A troca de acusações públicas entre o deputado estadual Renato Roseno (Psol) e o ator e jornalista Ari Areia evidenciou, nesta semana, atritos internos no Partido Socialismo e Liberdade (Psol). Uma parte dos filiados saiu em defesa do parlamentar, enquanto outro grupo acompanhou o ex-filiado da legenda. O impasse também deixou claras as disputas de força de um partido em crescimento no Estado, apesar de ainda ser uma sigla “jovem”.
Criado há quase 20 anos como uma dissidência mais à esquerda do PT, o próprio Psol passa por um abrandamento no discurso, que segue ainda notadamente à esquerda. A avaliação é da cientista social Isabel Carneiro, que atribuiu a esses movimentos uma consequência do crescimento da sigla.
“À medida que o partido ingressa nesses espaços, há uma necessidade de ter mais consolidado o que fazer com esse instrumento, de como utilizar o mandato, como se articular com outras forças políticas.
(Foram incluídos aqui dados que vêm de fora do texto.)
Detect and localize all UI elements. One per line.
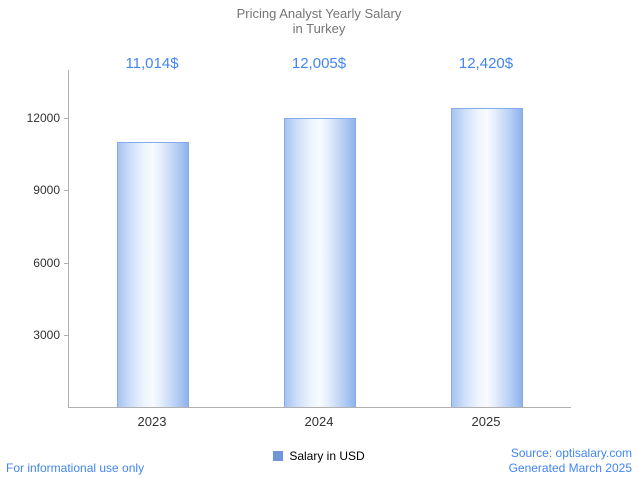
y-tick-label: 12000 (26, 111, 60, 126)
chart-title: Pricing Analyst Yearly Salary in Turkey (0, 6, 638, 36)
bar-2024 (284, 118, 356, 407)
x-tick-label: 2023 (137, 414, 167, 429)
legend-swatch-icon (273, 451, 284, 461)
y-tick-mark (64, 262, 68, 264)
x-tick-label: 2024 (304, 414, 334, 429)
chart-title-line1: Pricing Analyst Yearly Salary (236, 6, 402, 21)
plot-area (68, 70, 571, 408)
bar-2023 (117, 142, 189, 407)
legend-label: Salary in USD (289, 449, 365, 463)
generated-date: Generated March 2025 (508, 461, 632, 475)
bar-2025 (451, 108, 523, 407)
chart-title-line2: in Turkey (292, 21, 346, 36)
y-tick-mark (64, 334, 68, 336)
y-tick-mark (64, 118, 68, 120)
x-tick-label: 2025 (471, 414, 501, 429)
y-tick-mark (64, 190, 68, 192)
footer-source-block: Source: optisalary.com Generated March 2… (509, 446, 632, 476)
y-tick-label: 9000 (33, 183, 60, 198)
value-label: 12,420$ (458, 55, 514, 72)
value-label: 12,005$ (291, 55, 347, 72)
footer-disclaimer: For informational use only (6, 461, 145, 475)
source-link[interactable]: Source: optisalary.com (510, 446, 632, 460)
legend: Salary in USD (0, 449, 638, 463)
y-tick-label: 6000 (33, 255, 60, 270)
y-tick-label: 3000 (33, 327, 60, 342)
value-label: 11,014$ (125, 55, 179, 72)
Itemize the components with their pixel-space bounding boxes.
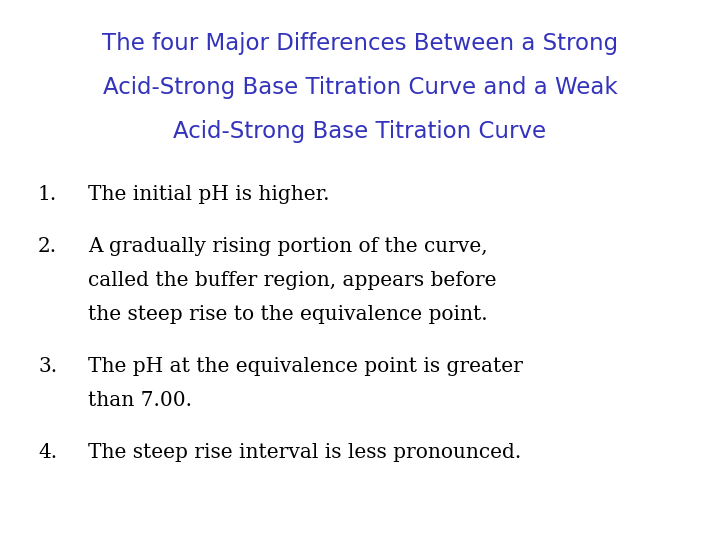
- Text: called the buffer region, appears before: called the buffer region, appears before: [88, 271, 497, 290]
- Text: than 7.00.: than 7.00.: [88, 391, 192, 410]
- Text: Acid-Strong Base Titration Curve and a Weak: Acid-Strong Base Titration Curve and a W…: [103, 76, 617, 99]
- Text: Acid-Strong Base Titration Curve: Acid-Strong Base Titration Curve: [174, 120, 546, 143]
- Text: 1.: 1.: [38, 185, 58, 204]
- Text: A gradually rising portion of the curve,: A gradually rising portion of the curve,: [88, 237, 487, 256]
- Text: 3.: 3.: [38, 357, 57, 376]
- Text: The pH at the equivalence point is greater: The pH at the equivalence point is great…: [88, 357, 523, 376]
- Text: 2.: 2.: [38, 237, 57, 256]
- Text: 4.: 4.: [38, 443, 57, 462]
- Text: The initial pH is higher.: The initial pH is higher.: [88, 185, 330, 204]
- Text: The steep rise interval is less pronounced.: The steep rise interval is less pronounc…: [88, 443, 521, 462]
- Text: The four Major Differences Between a Strong: The four Major Differences Between a Str…: [102, 32, 618, 55]
- Text: the steep rise to the equivalence point.: the steep rise to the equivalence point.: [88, 305, 487, 324]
Quando se era um partido sem muita chance eleitoral, havia um discurso mais revolucionário, com apresentação de candidatos para fazer propaganda, agora, quando se tem um mandato, é preciso apresentar projetos, precisa de votos, então é preciso dialogar, conquistar apoio e fazer articulações”
Atualmente, no Ceará, o Psol conta em seus quadros com o deputado estadual Renato Roseno. Na Capital, foram eleitos, em 2020, o vereador Gabriel Aguiar e o mandato coletivo Nossa Cara. À época, ainda foi eleito o prefeito de Potengi, Edson Veriato, atualmente no PT.
“O Psol tirou como tática demarcar suas bandeiras com candidaturas próprias e o crescimento no Estado vem mostrando que existe a perspectiva de apostar também nas nossas bancadas. De uns tempos para cá estamos apontando em um processo de oxigenação, então temos muitos quadros valorosos como, em Fortaleza, o Gabriel e o mandato coletivo, temos a importância do mandato do Renato, além de referências como a Adelita Monteiro, o João Alfredo, a professora Anna Karina e o Ailton Lopes”, avalia o presidente estadual do partido, Alexandre Uchôa.
Agora, a expectativa da sigla é driblar os recentes desgastes públicos e ampliar a bancada nas eleições do próximo ano.
“A própria candidatura em Fortaleza é um debate que vamos passar, temos pessoas hoje que estão na base do Governo Elmano, há uma corrente que critica, então esse momento merece um debate mais amplo”
Desgaste público
O desgaste público entre Ari Areia e Renato Roseno é um desses choques de visões dentro do Psol. O ator e jornalista Ari Areia anunciou a desfiliação do partido no dia 28 de junho, dia do Orgulho LGBTQIA+, quando criticou o "esvaziamento sistemático, o enfraquecimento proposital e a inviabilização inevitável" de quadros ligados à pauta no partido.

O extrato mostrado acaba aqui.